Added ability to use consistent noise for each image in a dataset by hashing the path and using that as a seed.

2026-03-12 22:19:48 +00:00 · 2025-02-08 07:13:48 -07:00
parent af5e760be1
commit c6d8eedb94
3 changed files with 31 additions and 3 deletions
--- a/jobs/process/BaseSDTrainProcess.py
+++ b/jobs/process/BaseSDTrainProcess.py
@@ -66,6 +66,7 @@ from toolkit.print import print_acc
 from accelerate import Accelerator
 import transformers
 import diffusers
+import hashlib

 def flush():
    torch.cuda.empty_cache()
@@ -862,11 +863,35 @@ class BaseSDTrainProcess(BaseTrainProcess):
            noise_chunks.append(best_noise)
        noise = torch.cat(noise_chunks, dim=0)
        return noise
+    
+    def get_consistent_noise(self, latents, batch: 'DataLoaderBatchDTO', dtype=torch.float32):
+        batch_num = latents.shape[0]
+        chunks = torch.chunk(latents, batch_num, dim=0)
+        noise_chunks = []
+        for idx, chunk in enumerate(chunks):
+            # get seed from path
+            file_item = batch.file_items[idx]
+            img_path = file_item.path
+            # add augmentors
+            if file_item.flip_x:
+                img_path += '_fx'
+            if file_item.flip_y:
+                img_path += '_fy'
+            seed = int(hashlib.md5(img_path.encode()).hexdigest(), 16) & 0xffffffff
+            generator = torch.Generator("cpu").manual_seed(seed)
+            noise_chunk = torch.randn(chunk.shape, generator=generator).to(chunk.device, dtype=dtype)
+            noise_chunks.append(noise_chunk)
+        noise = torch.cat(noise_chunks, dim=0).to(dtype=dtype)
+        return noise
            

-    def get_noise(self, latents, batch_size, dtype=torch.float32):
+    def get_noise(self, latents, batch_size, dtype=torch.float32, batch: 'DataLoaderBatchDTO' = None):
        if self.train_config.optimal_noise_pairing_samples > 1:
            noise = self.get_optimal_noise(latents, dtype=dtype)
+        elif self.train_config.force_consistent_noise:
+            if batch is None:
+                raise ValueError("Batch must be provided for consistent noise")
+            noise = self.get_consistent_noise(latents, batch, dtype=dtype)
        else:
            # get noise
            noise = self.sd.get_latent_noise(
@@ -1137,7 +1162,7 @@ class BaseSDTrainProcess(BaseTrainProcess):
                timesteps = torch.stack(timesteps, dim=0)

                # get noise
-                noise = self.get_noise(latents, batch_size, dtype=dtype)
+                noise = self.get_noise(latents, batch_size, dtype=dtype, batch=batch)

                # add dynamic noise offset.

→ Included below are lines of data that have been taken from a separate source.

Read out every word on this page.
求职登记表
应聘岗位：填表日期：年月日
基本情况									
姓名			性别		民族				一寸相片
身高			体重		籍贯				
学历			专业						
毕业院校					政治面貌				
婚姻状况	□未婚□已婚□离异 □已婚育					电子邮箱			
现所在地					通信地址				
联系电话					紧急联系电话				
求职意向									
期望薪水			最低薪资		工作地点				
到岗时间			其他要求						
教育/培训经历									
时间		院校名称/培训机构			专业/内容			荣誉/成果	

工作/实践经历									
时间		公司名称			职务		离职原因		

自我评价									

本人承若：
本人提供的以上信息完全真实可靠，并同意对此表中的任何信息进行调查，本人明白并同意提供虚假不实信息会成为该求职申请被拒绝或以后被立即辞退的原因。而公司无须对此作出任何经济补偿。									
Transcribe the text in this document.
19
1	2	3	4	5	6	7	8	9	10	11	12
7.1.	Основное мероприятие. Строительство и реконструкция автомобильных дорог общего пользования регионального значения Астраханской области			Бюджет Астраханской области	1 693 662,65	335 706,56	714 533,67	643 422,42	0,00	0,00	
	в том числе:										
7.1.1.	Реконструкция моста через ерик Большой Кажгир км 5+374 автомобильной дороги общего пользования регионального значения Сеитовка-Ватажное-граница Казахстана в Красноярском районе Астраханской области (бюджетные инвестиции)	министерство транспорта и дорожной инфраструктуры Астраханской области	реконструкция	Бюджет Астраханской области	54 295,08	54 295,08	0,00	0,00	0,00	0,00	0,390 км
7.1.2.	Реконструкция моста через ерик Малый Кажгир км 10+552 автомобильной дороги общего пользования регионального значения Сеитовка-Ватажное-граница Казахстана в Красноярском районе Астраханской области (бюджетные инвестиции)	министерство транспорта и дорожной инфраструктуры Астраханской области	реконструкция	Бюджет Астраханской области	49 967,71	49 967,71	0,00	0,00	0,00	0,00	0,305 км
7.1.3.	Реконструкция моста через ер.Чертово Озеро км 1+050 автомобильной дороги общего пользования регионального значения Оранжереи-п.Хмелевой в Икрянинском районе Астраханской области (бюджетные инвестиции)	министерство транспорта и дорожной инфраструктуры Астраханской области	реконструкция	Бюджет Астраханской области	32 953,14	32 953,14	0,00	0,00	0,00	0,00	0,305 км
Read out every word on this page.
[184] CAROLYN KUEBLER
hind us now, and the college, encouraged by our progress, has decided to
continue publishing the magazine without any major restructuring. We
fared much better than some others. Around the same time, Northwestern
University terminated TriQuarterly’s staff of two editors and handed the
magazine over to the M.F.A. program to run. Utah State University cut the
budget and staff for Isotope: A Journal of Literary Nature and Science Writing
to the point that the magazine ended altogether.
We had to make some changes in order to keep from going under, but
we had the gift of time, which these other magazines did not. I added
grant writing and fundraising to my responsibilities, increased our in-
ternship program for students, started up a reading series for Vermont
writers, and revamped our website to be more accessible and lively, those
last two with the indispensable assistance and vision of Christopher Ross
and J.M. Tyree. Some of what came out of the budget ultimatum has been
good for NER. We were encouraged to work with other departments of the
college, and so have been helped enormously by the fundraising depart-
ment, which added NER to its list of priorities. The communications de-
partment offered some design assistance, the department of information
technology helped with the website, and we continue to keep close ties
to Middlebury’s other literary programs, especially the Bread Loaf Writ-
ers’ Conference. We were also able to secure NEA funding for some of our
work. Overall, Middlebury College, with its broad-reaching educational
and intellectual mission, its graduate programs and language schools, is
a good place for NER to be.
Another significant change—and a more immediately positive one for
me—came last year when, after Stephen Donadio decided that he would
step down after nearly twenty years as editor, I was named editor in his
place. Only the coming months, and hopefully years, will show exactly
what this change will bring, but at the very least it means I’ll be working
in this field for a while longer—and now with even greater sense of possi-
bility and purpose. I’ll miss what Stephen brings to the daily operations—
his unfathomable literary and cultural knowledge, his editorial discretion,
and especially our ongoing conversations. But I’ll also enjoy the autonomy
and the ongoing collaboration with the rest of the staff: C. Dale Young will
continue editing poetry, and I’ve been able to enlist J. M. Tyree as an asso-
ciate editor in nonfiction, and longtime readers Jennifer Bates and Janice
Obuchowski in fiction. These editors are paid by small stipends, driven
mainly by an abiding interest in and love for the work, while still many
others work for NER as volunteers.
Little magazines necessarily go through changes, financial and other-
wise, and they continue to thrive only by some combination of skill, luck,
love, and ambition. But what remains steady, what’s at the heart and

Dynamic noise is offsetting the noise to the same channelwise mean as the latents
                # this will negate any noise offsets
--- a/repositories/sd-scripts
+++ b/repositories/sd-scripts
--- a/toolkit/config_modules.py
+++ b/toolkit/config_modules.py
@@ -407,6 +407,9 @@ class TrainConfig:
        
        # optimal noise pairing
        self.optimal_noise_pairing_samples = kwargs.get('optimal_noise_pairing_samples', 1)
+        
+        # forces same noise for the same image at a given size.
+        self.force_consistent_noise = kwargs.get('force_consistent_noise', False)


 class ModelConfig: